Ma famille faisait partie des Ignorés. Toutes les personnes de santé fragile et donc, qualifiés de faibles, étaient des cas perdus. Rien ni personne ne pouvait les aider, la sélection naturelle se faisait.
Ma mère en faisait partie. Mon père avait abandonné les privilèges de son statut pour rester auprès d’elle. Ainsi toute notre famille et sa descendance faisaient partie des Ignorés. J’aurais pu en réchapper si seulement je n’avais pas hérité des gènes de ma chère mère. Malheureusement, ce ne fut pas le cas et mon cas était assez inquiétant. Il s’aggravait de jours en jours.
J’avais à peine 12 ans que je vivais avec une épée de damoclès pointée sur moi chaque jour.
Je ne pouvais haïr ma mère de m’avoir donné un corps si faible.
Elle s’excusait en pleurs à chaque fois que j’étais clouée au lit à cause de ma maladie.
Tout ce que je pouvais faire c’était profiter de ma courte mais précieuse vie.
Ainsi, le peu de temps que je passais à l’école, mes camarades m’ignoraient.
Je me suis rendue compte que je n’étais pas la seule personne exclue du groupe.
Une autre fille était également mise à l’écart.
Elle avait les cheveux courts et était un peu garçon manqué. Elle était plus grande que la plupart des filles et même de certains garçons.
Elle n’avait pas l’air très commode. Les garcons se moquaient d’elle et les filles n’osaient pas l’approcher, intimidées par son caractère et sa carrure.

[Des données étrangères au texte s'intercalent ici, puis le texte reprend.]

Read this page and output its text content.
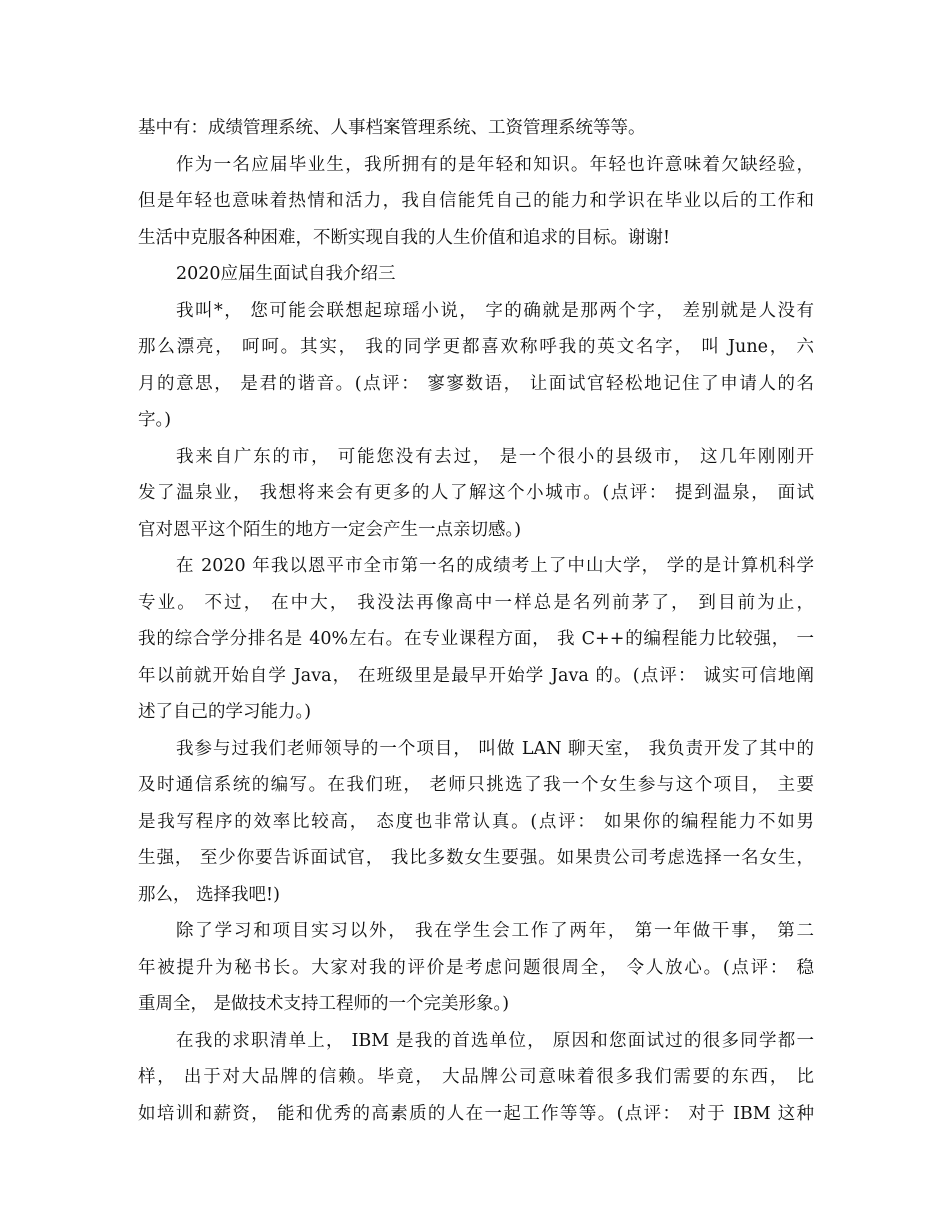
基中有：成绩管理系统、人事档案管理系统、工资管理系统等等。
作为一名应届毕业生，我所拥有的是年轻和知识。年轻也许意味着欠缺经验，
但是年轻也意味着热情和活力，我自信能凭自己的能力和学识在毕业以后的工作和
生活中克服各种困难，不断实现自我的人生价值和追求的目标。谢谢!
2020应届生面试自我介绍三
我叫*， 您可能会联想起琼瑶小说， 字的确就是那两个字， 差别就是人没有
那么漂亮， 呵呵。其实， 我的同学更都喜欢称呼我的英文名字， 叫 June， 六
月的意思， 是君的谐音。(点评： 寥寥数语， 让面试官轻松地记住了申请人的名
字。)
我来自广东的市， 可能您没有去过， 是一个很小的县级市， 这几年刚刚开
发了温泉业， 我想将来会有更多的人了解这个小城市。(点评： 提到温泉， 面试
官对恩平这个陌生的地方一定会产生一点亲切感。)
在 2020 年我以恩平市全市第一名的成绩考上了中山大学， 学的是计算机科学
专业。 不过， 在中大， 我没法再像高中一样总是名列前茅了， 到目前为止，
我的综合学分排名是 40%左右。在专业课程方面， 我 C++的编程能力比较强， 一
年以前就开始自学 Java， 在班级里是最早开始学 Java 的。(点评： 诚实可信地阐
述了自己的学习能力。)
我参与过我们老师领导的一个项目， 叫做 LAN 聊天室， 我负责开发了其中的
及时通信系统的编写。在我们班， 老师只挑选了我一个女生参与这个项目， 主要
是我写程序的效率比较高， 态度也非常认真。(点评： 如果你的编程能力不如男
生强， 至少你要告诉面试官， 我比多数女生要强。如果贵公司考虑选择一名女生，
那么， 选择我吧!)
除了学习和项目实习以外， 我在学生会工作了两年， 第一年做干事， 第二
年被提升为秘书长。大家对我的评价是考虑问题很周全， 令人放心。(点评： 稳
重周全， 是做技术支持工程师的一个完美形象。)
在我的求职清单上， IBM 是我的首选单位， 原因和您面试过的很多同学都一
样， 出于对大品牌的信赖。毕竟， 大品牌公司意味着很多我们需要的东西， 比
如培训和薪资， 能和优秀的高素质的人在一起工作等等。(点评： 对于 IBM 这种
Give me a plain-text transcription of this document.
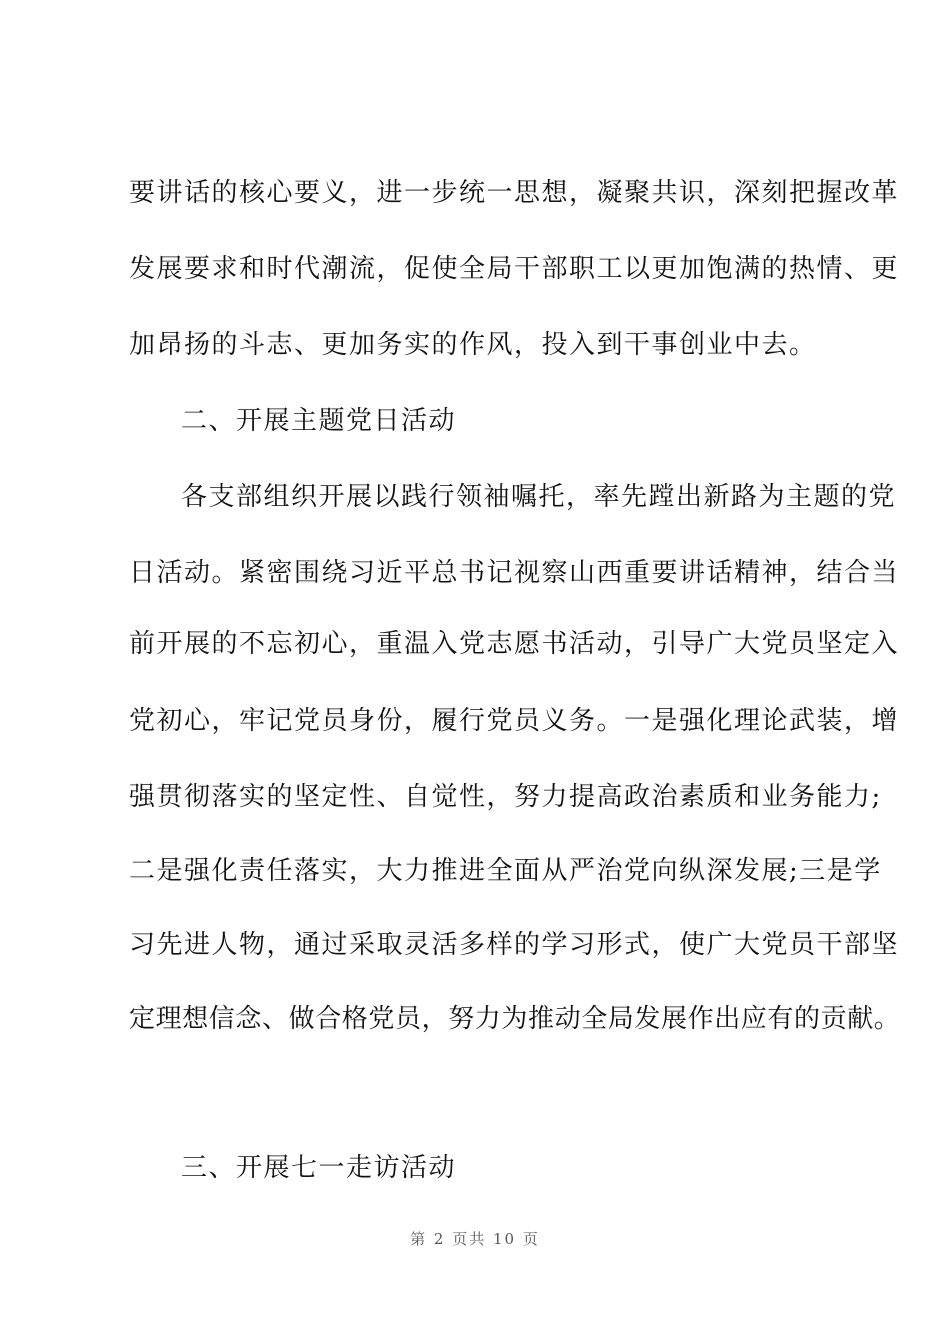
要讲话的核心要义，进一步统一思想，凝聚共识，深刻把握改革
发展要求和时代潮流，促使全局干部职工以更加饱满的热情、更
加昂扬的斗志、更加务实的作风，投入到干事创业中去。
二、开展主题党日活动
各支部组织开展以践行领袖嘱托，率先蹚出新路为主题的党
日活动。紧密围绕习近平总书记视察山西重要讲话精神，结合当
前开展的不忘初心，重温入党志愿书活动，引导广大党员坚定入
党初心，牢记党员身份，履行党员义务。一是强化理论武装，增
强贯彻落实的坚定性、自觉性，努力提高政治素质和业务能力;
二是强化责任落实，大力推进全面从严治党向纵深发展;三是学
习先进人物，通过采取灵活多样的学习形式，使广大党员干部坚
定理想信念、做合格党员，努力为推动全局发展作出应有的贡献。
三、开展七一走访活动
第 2 页共 10 页
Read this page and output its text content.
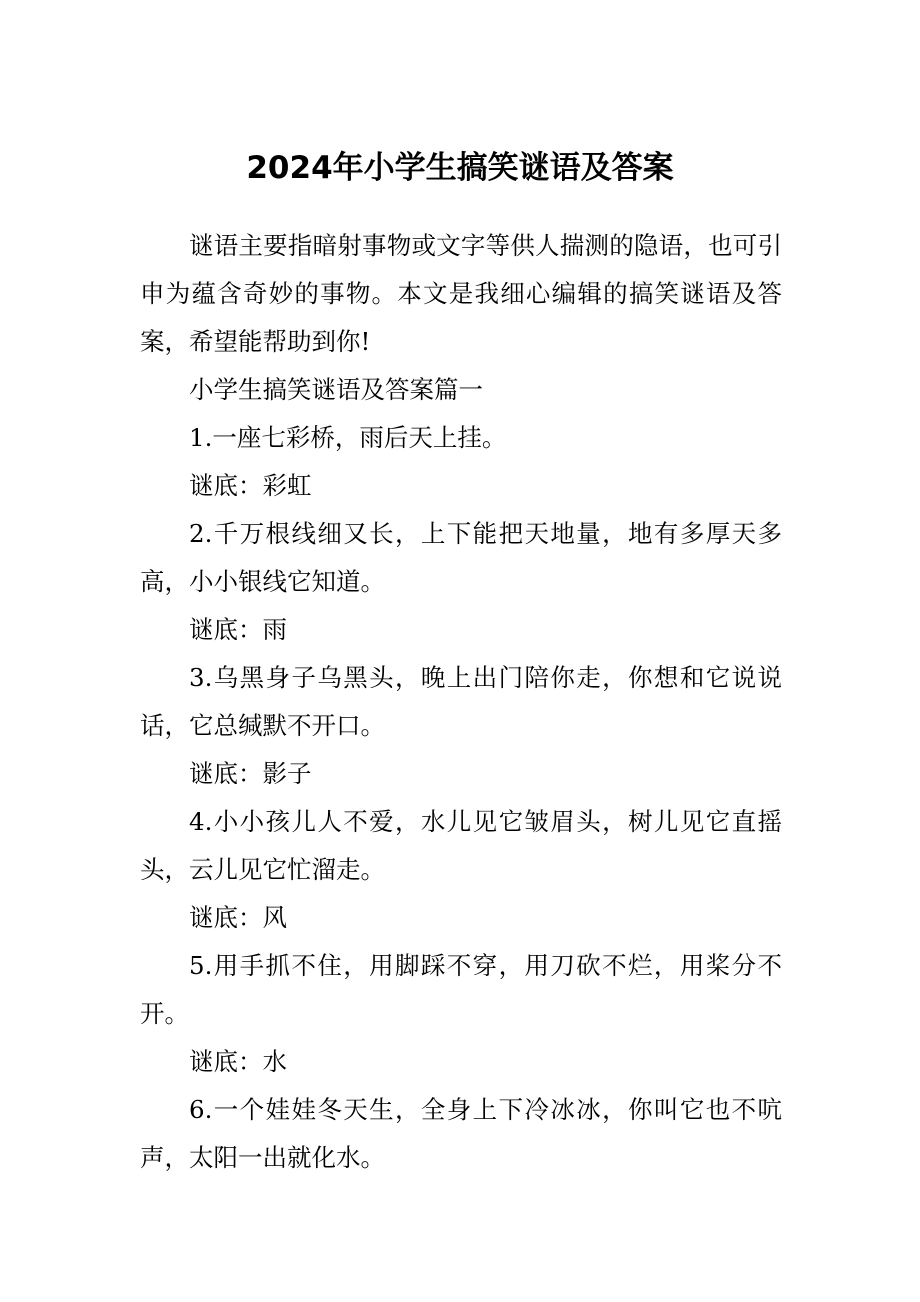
2024年小学生搞笑谜语及答案

谜语主要指暗射事物或文字等供人揣测的隐语，也可引申为蕴含奇妙的事物。本文是我细心编辑的搞笑谜语及答案，希望能帮助到你!

小学生搞笑谜语及答案篇一

1.一座七彩桥，雨后天上挂。

谜底：彩虹

2.千万根线细又长，上下能把天地量，地有多厚天多高，小小银线它知道。

谜底：雨

3.乌黑身子乌黑头，晚上出门陪你走，你想和它说说话，它总缄默不开口。

谜底：影子

4.小小孩儿人不爱，水儿见它皱眉头，树儿见它直摇头，云儿见它忙溜走。

谜底：风

5.用手抓不住，用脚踩不穿，用刀砍不烂，用桨分不开。

谜底：水

6.一个娃娃冬天生，全身上下冷冰冰，你叫它也不吭声，太阳一出就化水。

J’avais croisé son regard un instant, ses yeux étaient d’un bleu profond, et ses bouclettes blondes vénitiennes retombaient de part et d’autre de son visage légèrement carré.
À cette époque j’étais déjà plus petite et chétive que les autres, mes cheveux mi-longs s’arrêtaient au dessus de mes épaules.
J’étais bien évidemment dispensée des cours d’éducation physique, je passais mon temps à observer les autres élèves faire ce que je ne pouvais pas.
L’école servait à définir dans quels domaines nous étions doués pour choisir dans quelle branche nous irions pour notre avenir. Il était déjà clair que les postes physiques étaient incompatibles avec ma constitution. Si je restais en vie jusque là.
Ce jour là, j’étais comme d’habitude sur le banc à les observer.
J’étais étrangement intriguée par la jeune fille aux bouclettes.
Peut-être parce qu’elle était physiquement tout l’inverse de ce que j’étais.
J’avais une envie irrationnelle de lui parler, parce qu’elle était plus accessible que les autres, parce qu’elle était seule tout comme moi.
Elle était en train de se battre avec les autres, de manière assez violente. Je ne discernais pas très bien ce qu’il se passait.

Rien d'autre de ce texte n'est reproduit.